As for the sprint, I did not do much work than just cleaning up some code. You can find the commit here. In the console of the browser, there was an warning saying the request to HTTP request may not success every time. So I simply added a try catch to get rid of that annoying warning. So now if we make a bad request to HTTP then the code will console log an error. Another reason I added try catch is that, suppose we were to use this program in real life or real POS or anywhere where this application will be running and if there is a bad request then the application will crash. And nobody would want to restart the application every time. With try catch, the application will console log the error and keep running. That is all I did for the sprint. I did not put much work to the team and I wanted to do more but with tight schedules, I wasn’t able to do much. There was able another error with my device, the docker image kept failing for my MAC while it worked for the other devices of my team mates who had windows. I had that issue until my scrum master told me to add a timeout in the docker file which did fix the issue but then it was pretty late. It was my fault for not talking about it in meeting or in discord group chat. I was responsible for getting in touch with another group about key-cloak but I never had time to.

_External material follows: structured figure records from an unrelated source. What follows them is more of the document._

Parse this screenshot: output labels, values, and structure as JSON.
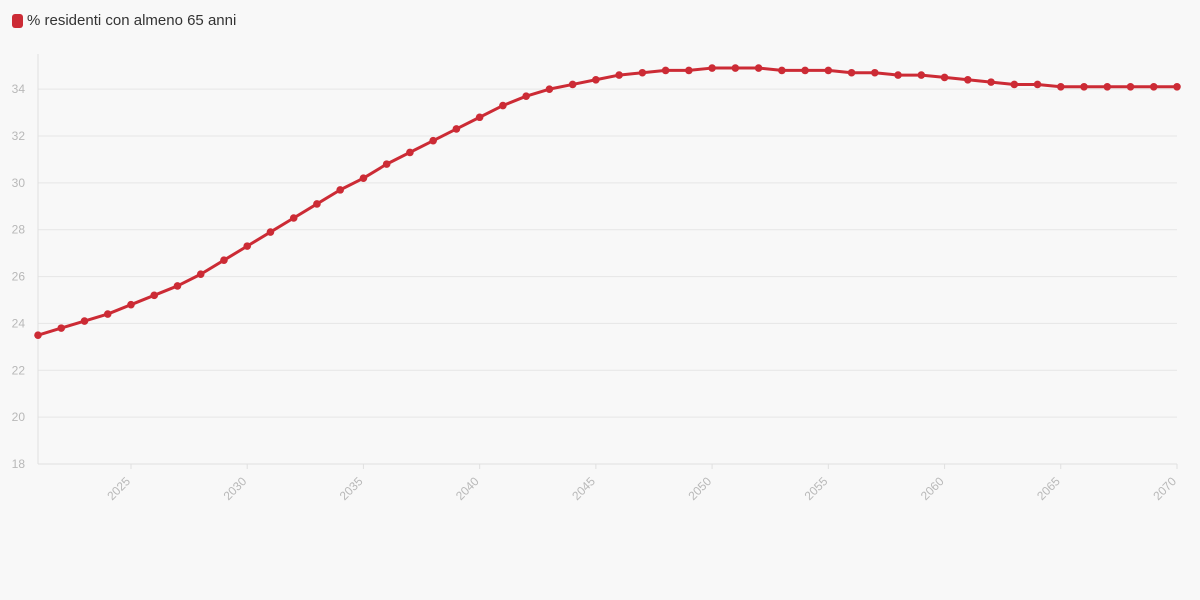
{
  "chart_data": {
    "type": "line",
    "legend": {
      "position": "top-left"
    },
    "x": [
      2021,
      2022,
      2023,
      2024,
      2025,
      2026,
      2027,
      2028,
      2029,
      2030,
      2031,
      2032,
      2033,
      2034,
      2035,
      2036,
      2037,
      2038,
      2039,
      2040,
      2041,
      2042,
      2043,
      2044,
      2045,
      2046,
      2047,
      2048,
      2049,
      2050,
      2051,
      2052,
      2053,
      2054,
      2055,
      2056,
      2057,
      2058,
      2059,
      2060,
      2061,
      2062,
      2063,
      2064,
      2065,
      2066,
      2067,
      2068,
      2069,
      2070
    ],
    "series": [
      {
        "name": "% residenti con almeno 65 anni",
        "color": "#cc2b35",
        "values": [
          23.5,
          23.8,
          24.1,
          24.4,
          24.8,
          25.2,
          25.6,
          26.1,
          26.7,
          27.3,
          27.9,
          28.5,
          29.1,
          29.7,
          30.2,
          30.8,
          31.3,
          31.8,
          32.3,
          32.8,
          33.3,
          33.7,
          34.0,
          34.2,
          34.4,
          34.6,
          34.7,
          34.8,
          34.8,
          34.9,
          34.9,
          34.9,
          34.8,
          34.8,
          34.8,
          34.7,
          34.7,
          34.6,
          34.6,
          34.5,
          34.4,
          34.3,
          34.2,
          34.2,
          34.1,
          34.1,
          34.1,
          34.1,
          34.1,
          34.1
        ]
      }
    ],
    "xlim": [
      2021,
      2070
    ],
    "ylim": [
      18,
      35.5
    ],
    "yticks": [
      18,
      20,
      22,
      24,
      26,
      28,
      30,
      32,
      34
    ],
    "xticks": [
      2025,
      2030,
      2035,
      2040,
      2045,
      2050,
      2055,
      2060,
      2065,
      2070
    ],
    "grid": true,
    "title": "",
    "xlabel": "",
    "ylabel": ""
  }
}
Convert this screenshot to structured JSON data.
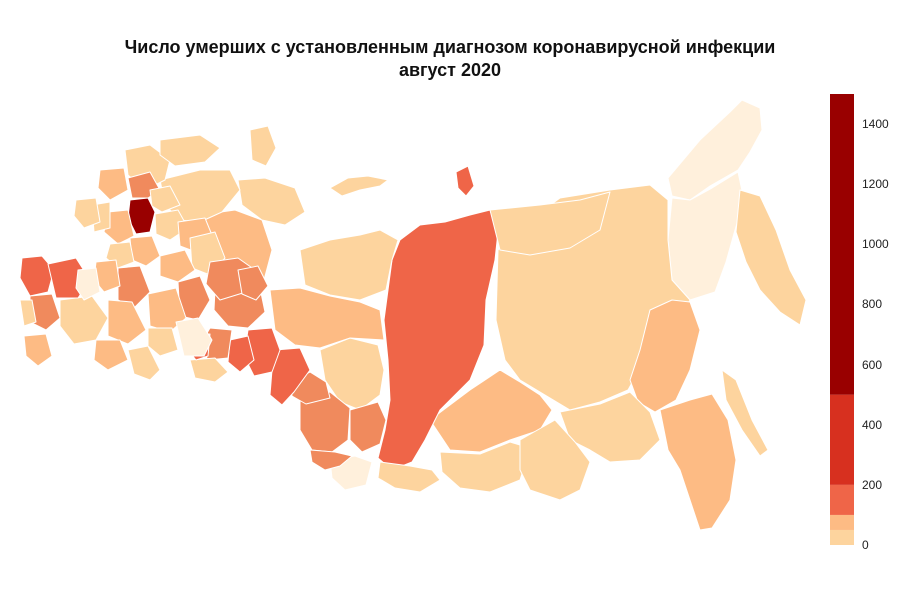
{
  "title": {
    "line1": "Число умерших с установленным диагнозом коронавирусной инфекции",
    "line2": "август 2020"
  },
  "legend": {
    "min": 0,
    "max": 1500,
    "ticks": [
      "0",
      "200",
      "400",
      "600",
      "800",
      "1000",
      "1200",
      "1400"
    ],
    "bins": [
      {
        "from": 0,
        "to": 50,
        "color": "#fdd49e"
      },
      {
        "from": 50,
        "to": 100,
        "color": "#fdbb84"
      },
      {
        "from": 100,
        "to": 200,
        "color": "#ef6548"
      },
      {
        "from": 200,
        "to": 500,
        "color": "#d7301f"
      },
      {
        "from": 500,
        "to": 1500,
        "color": "#990000"
      }
    ]
  },
  "colors": {
    "very_low": "#fff0dc",
    "low": "#fdd49e",
    "mid": "#fdbb84",
    "high": "#f08a5d",
    "higher": "#ef6548",
    "top": "#990000"
  }
}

Final thoughts: Front-end wouldn’t have been success without Michale Friederich. He did all the integration between back-end and front-end. If I were to do that then it would take me longer. So hats off to him. Everyone in the group did an amazing job throughout the semester. I have read everyone’s sprint review blog and they are putting in the work more than me. If it were to be different team mates then I don’t think we would have finish this much of work at the end of the semester as everything was new to us. Everyone in my group had a great vision of what the project should look like at the end and we delivered it about 95% of finished application. The next group who will take over after us will just have to clean up the code, connect with key-cloak etc but it will not be as messy as it was when we first received the application as we had to reformat everything. Overall, I was paired with talented developers and I am glad I paired with them. Happy Coding!